The univariate analysis of risk factors for the development of adverse events is summarized in Table S2. The baseline characteristics associated with an increased risk of grade ≥2 CRS and/or ICANS were ECOG (≥1 vs. 0), primary refractory disease, lactate dehydrogenase (LDH) levels (>2xULN [(Upper Limit of Normal)] vs. <2xULN), and the infused cell dose per kg of body weight (0.01‐units increase).

3.3. Efficacy analysis

3.3.1. Disease response

Among the 75 infused patients, the best response achieved was CR in 24 (32%) patients and PR in 21 (28%), with an ORR of 60%. In the ITT analysis, the best response achieved was CR in 26% (24/91) with an ORR of 49% (45/91). Patients who achieved a response (CR or PR) had a median duration of response of 8.9 months (95%CI 2.2–NA). Stable disease and progressive disease were the best response in 6 (8%) and 24 (32%) patients, respectively. Of the six infused OOS products, two patients achieved a CR, one patient achieved a stable disease and eventually progressed, whereas three patients progressed at the first disease assessment (Table S1).

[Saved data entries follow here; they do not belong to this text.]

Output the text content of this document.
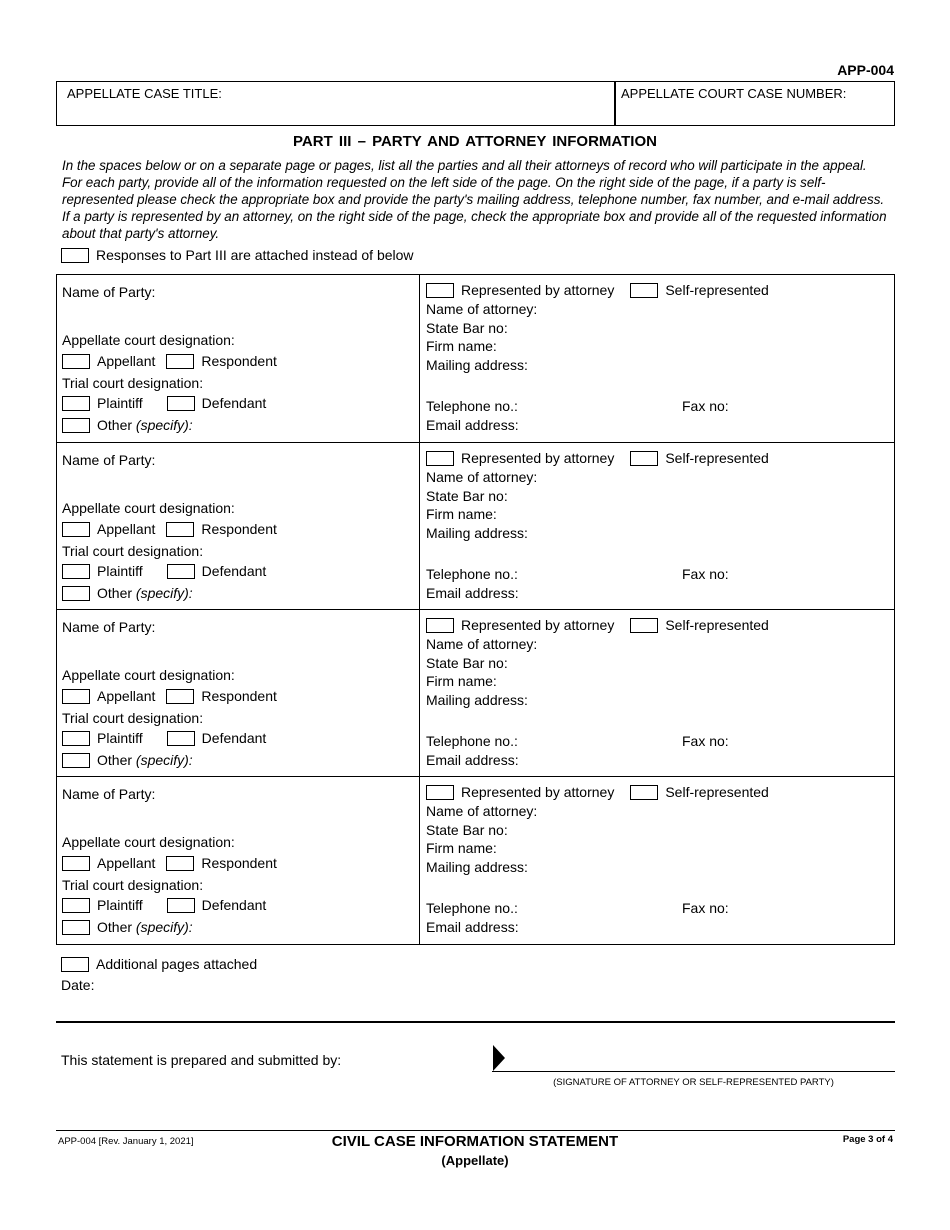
APP-004
APPELLATE CASE TITLE:	APPELLATE COURT CASE NUMBER:
PART III – PARTY AND ATTORNEY INFORMATION
In the spaces below or on a separate page or pages, list all the parties and all their attorneys of record who will participate in the appeal. For each party, provide all of the information requested on the left side of the page. On the right side of the page, if a party is self-represented please check the appropriate box and provide the party's mailing address, telephone number, fax number, and e-mail address. If a party is represented by an attorney, on the right side of the page, check the appropriate box and provide all of the requested information about that party's attorney.
Responses to Part III are attached instead of below
Name of Party:
Appellate court designation:
Appellant	Respondent
Trial court designation:
Plaintiff	Defendant
Other (specify):
Represented by attorney	Self-represented
Name of attorney:
State Bar no:
Firm name:
Mailing address:
Telephone no.:	Fax no:
Email address:
Name of Party:
Appellate court designation:
Appellant	Respondent
Trial court designation:
Plaintiff	Defendant
Other (specify):
Represented by attorney	Self-represented
Name of attorney:
State Bar no:
Firm name:
Mailing address:
Telephone no.:	Fax no:
Email address:
Name of Party:
Appellate court designation:
Appellant	Respondent
Trial court designation:
Plaintiff	Defendant
Other (specify):
Represented by attorney	Self-represented
Name of attorney:
State Bar no:
Firm name:
Mailing address:
Telephone no.:	Fax no:
Email address:
Name of Party:
Appellate court designation:
Appellant	Respondent
Trial court designation:
Plaintiff	Defendant
Other (specify):
Represented by attorney	Self-represented
Name of attorney:
State Bar no:
Firm name:
Mailing address:
Telephone no.:	Fax no:
Email address:
Additional pages attached
Date:
This statement is prepared and submitted by:
(SIGNATURE OF ATTORNEY OR SELF-REPRESENTED PARTY)
APP-004 [Rev. January 1, 2021]	CIVIL CASE INFORMATION STATEMENT
(Appellate)
Page 3 of 4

Regarding the patients who achieved an initial PR at the 1‐month disease assessment, five (5/25, 20%) converted to CR at 3 (2 patients), 6, 12, and 18 months, respectively; the other patients in PR progressed in the following 3 to 6 months (18/25, 72%), or were in a maintained PR at data cutoff (2/25, 8%). Regarding the nine patients who achieved an initial SD, two patients converted to a CR at 6‐ and 18‐months post‐infusion, respectively, and one patient improved to a PR at 3 months post‐infusion; one patient remained in SD at 6 months post‐infusion and the remaining five patients had progressed at data cutoff.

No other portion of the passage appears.